For anime, these are often presented in super deformed style, in the same way manga omake often is. For example, the anime OVA Gunbuster features super deformed characters trying to explain what the writers know to be mostly pseudo-science, or talking about their relationships with each other in a way they do not in the series itself. In the anime series Reborn!, one of the characters named Haru Miura has an interview with each of the characters of the anime in chibi forms, and the characters' answers to the questions are often something they would never say in the anime or the manga. For live action programs, although not animated, the expressions and sound effects used for comedic purposes can often be inspired by the omake found in the animated mediums.

The term "omake" has use also in video games; the Sega game Shenmue II for the Dreamcast had a hidden folder on the game disc labelled "Omake", found by placing the disc into a computer, containing exclusive wallpapers and conception art.
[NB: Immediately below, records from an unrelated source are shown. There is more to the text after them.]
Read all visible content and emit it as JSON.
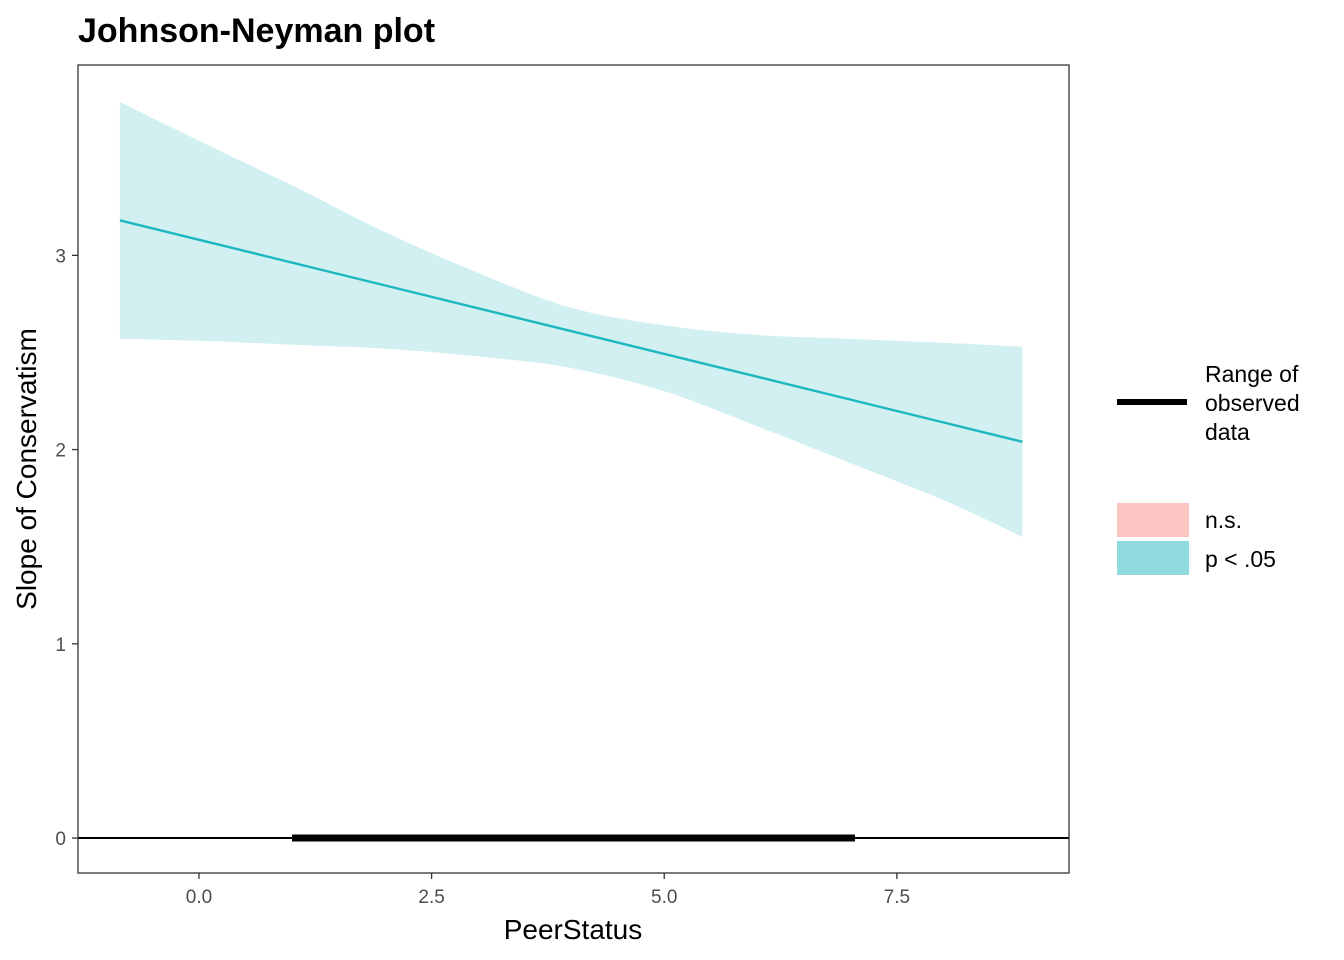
{
  "chart_data": {
    "type": "line",
    "title": "Johnson-Neyman plot",
    "xlabel": "PeerStatus",
    "ylabel": "Slope of Conservatism",
    "xlim": [
      -1.3,
      9.35
    ],
    "ylim": [
      -0.18,
      3.98
    ],
    "x_ticks": [
      0.0,
      2.5,
      5.0,
      7.5
    ],
    "x_tick_labels": [
      "0.0",
      "2.5",
      "5.0",
      "7.5"
    ],
    "y_ticks": [
      0,
      1,
      2,
      3
    ],
    "y_tick_labels": [
      "0",
      "1",
      "2",
      "3"
    ],
    "grid": false,
    "series": [
      {
        "role": "slope",
        "color": "#1db7c0",
        "x": [
          -0.85,
          8.85
        ],
        "y": [
          3.18,
          2.04
        ]
      }
    ],
    "confidence_band": {
      "color": "#d2f0f2",
      "x": [
        -0.85,
        0.0,
        1.0,
        2.0,
        3.0,
        4.0,
        5.0,
        6.0,
        7.0,
        8.0,
        8.85
      ],
      "lower": [
        2.57,
        2.56,
        2.54,
        2.52,
        2.48,
        2.42,
        2.3,
        2.12,
        1.93,
        1.74,
        1.55
      ],
      "upper": [
        3.79,
        3.59,
        3.36,
        3.12,
        2.91,
        2.73,
        2.64,
        2.59,
        2.57,
        2.55,
        2.53
      ]
    },
    "zero_line": {
      "y": 0,
      "color": "#000000"
    },
    "observed_range": {
      "x": [
        1.0,
        7.05
      ],
      "y": 0,
      "color": "#000000"
    },
    "legend": {
      "placement": "right",
      "line_entry": "Range of observed data",
      "line_entry_lines": [
        "Range of",
        "observed",
        "data"
      ],
      "fill_entries": [
        {
          "label": "n.s.",
          "color": "#fcc5c3"
        },
        {
          "label": "p < .05",
          "color": "#8fdbdf"
        }
      ]
    }
  }
}
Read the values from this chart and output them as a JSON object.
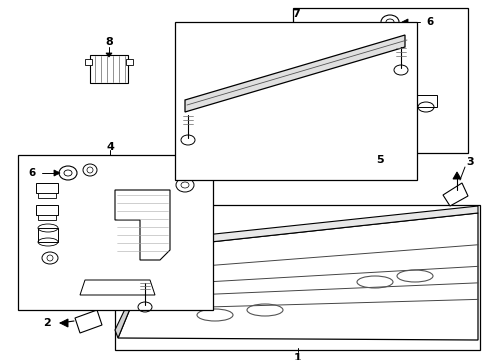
{
  "bg_color": "#ffffff",
  "line_color": "#000000",
  "fig_width": 4.89,
  "fig_height": 3.6,
  "dpi": 100
}
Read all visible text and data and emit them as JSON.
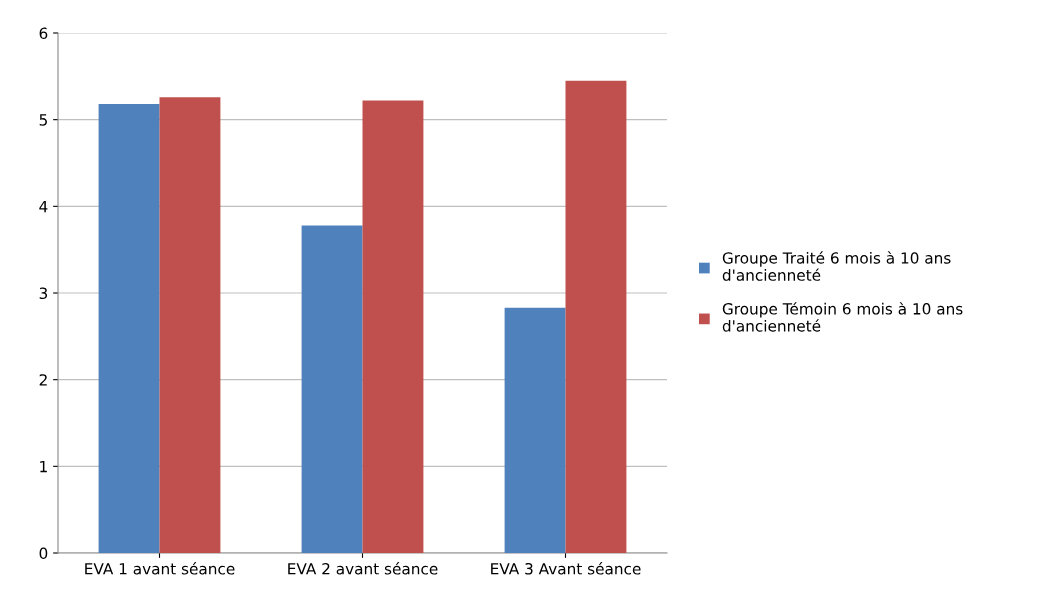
{
  "chart_data": {
    "type": "bar",
    "categories": [
      "EVA 1 avant séance",
      "EVA 2 avant séance",
      "EVA 3 Avant séance"
    ],
    "series": [
      {
        "name": "Groupe Traité 6 mois à 10 ans\nd'ancienneté",
        "color": "#4f81bd",
        "values": [
          5.18,
          3.78,
          2.83
        ]
      },
      {
        "name": "Groupe Témoin 6 mois à 10 ans\nd'ancienneté",
        "color": "#c0504d",
        "values": [
          5.26,
          5.22,
          5.45
        ]
      }
    ],
    "ylim": [
      0,
      6
    ],
    "yticks": [
      0,
      1,
      2,
      3,
      4,
      5,
      6
    ],
    "grid": "y",
    "legend": "right"
  }
}
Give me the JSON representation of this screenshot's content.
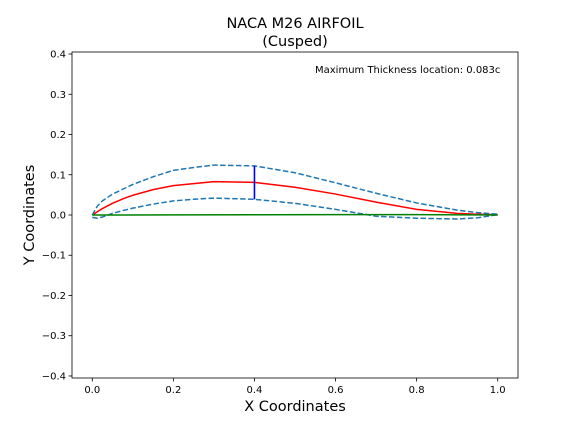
{
  "chart_data": {
    "type": "line",
    "title": "NACA M26 AIRFOIL",
    "subtitle": "(Cusped)",
    "xlabel": "X Coordinates",
    "ylabel": "Y Coordinates",
    "xlim": [
      -0.05,
      1.05
    ],
    "ylim": [
      -0.405,
      0.405
    ],
    "xticks": [
      0.0,
      0.2,
      0.4,
      0.6,
      0.8,
      1.0
    ],
    "xtick_labels": [
      "0.0",
      "0.2",
      "0.4",
      "0.6",
      "0.8",
      "1.0"
    ],
    "yticks": [
      -0.4,
      -0.3,
      -0.2,
      -0.1,
      0.0,
      0.1,
      0.2,
      0.3,
      0.4
    ],
    "ytick_labels": [
      "−0.4",
      "−0.3",
      "−0.2",
      "−0.1",
      "0.0",
      "0.1",
      "0.2",
      "0.3",
      "0.4"
    ],
    "grid": false,
    "annotation": "Maximum Thickness location: 0.083c",
    "series": [
      {
        "style": "solid",
        "color": "#ff0000",
        "x": [
          0.0,
          0.0125,
          0.025,
          0.05,
          0.075,
          0.1,
          0.15,
          0.2,
          0.25,
          0.3,
          0.4,
          0.5,
          0.6,
          0.7,
          0.8,
          0.9,
          0.95,
          1.0
        ],
        "y": [
          0.0,
          0.008,
          0.016,
          0.029,
          0.04,
          0.049,
          0.063,
          0.073,
          0.078,
          0.083,
          0.081,
          0.069,
          0.052,
          0.032,
          0.014,
          0.004,
          0.002,
          0.001
        ]
      },
      {
        "style": "dashed",
        "color": "#1f77b4",
        "x": [
          0.0,
          0.0125,
          0.025,
          0.05,
          0.075,
          0.1,
          0.15,
          0.2,
          0.25,
          0.3,
          0.4,
          0.5,
          0.6,
          0.7,
          0.8,
          0.9,
          0.95,
          1.0
        ],
        "y": [
          0.0,
          0.022,
          0.035,
          0.052,
          0.064,
          0.076,
          0.095,
          0.111,
          0.118,
          0.124,
          0.122,
          0.105,
          0.08,
          0.054,
          0.03,
          0.012,
          0.006,
          0.002
        ]
      },
      {
        "style": "dashed",
        "color": "#1f77b4",
        "x": [
          0.0,
          0.0125,
          0.025,
          0.05,
          0.075,
          0.1,
          0.15,
          0.2,
          0.25,
          0.3,
          0.4,
          0.5,
          0.6,
          0.7,
          0.8,
          0.9,
          0.95,
          1.0
        ],
        "y": [
          -0.006,
          -0.008,
          -0.005,
          0.004,
          0.011,
          0.017,
          0.027,
          0.035,
          0.039,
          0.042,
          0.039,
          0.029,
          0.014,
          -0.003,
          -0.008,
          -0.01,
          -0.007,
          0.001
        ]
      },
      {
        "style": "solid",
        "color": "#008000",
        "x": [
          0.0,
          0.2,
          0.4,
          0.6,
          0.8,
          1.0
        ],
        "y": [
          0.0,
          0.0003,
          0.0007,
          0.001,
          0.0009,
          0.0
        ]
      }
    ],
    "thickness_marker": {
      "color": "#0000ff",
      "x": 0.4,
      "y_from": 0.039,
      "y_to": 0.122
    }
  }
}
Another example of an omake in popular culture is related to Square's Final Fantasy IX. The secret "Blackjack" minigame after completion of the game is accessed by means of a button combination. The Final Fantasy "Playonline" site has a secrets section for Final Fantasy IX, requiring passwords given in the official Piggyback guide to enter. The password needed to reveal the button combination for the Blackjack minigame is E-OMAKE. The minigame itself is an omake.

In some fiction writing communities based on forum sites, the term "omake" refer to derivative stories posted in a story thread, usually by users other than the author of the thread, and as a general rule are non-canonical by default. Members of these communities occasionally refer to having written or posted an omake with the term "omaked".

Omake occasionally appears in fanfiction about anime or manga, after the story itself, usually as a humorous "alternative ending". An example of this is that at the end of each episode of Dance in the Vampire Bund is a 20–30 second chibi skit called "Dance with the Vampire Maids".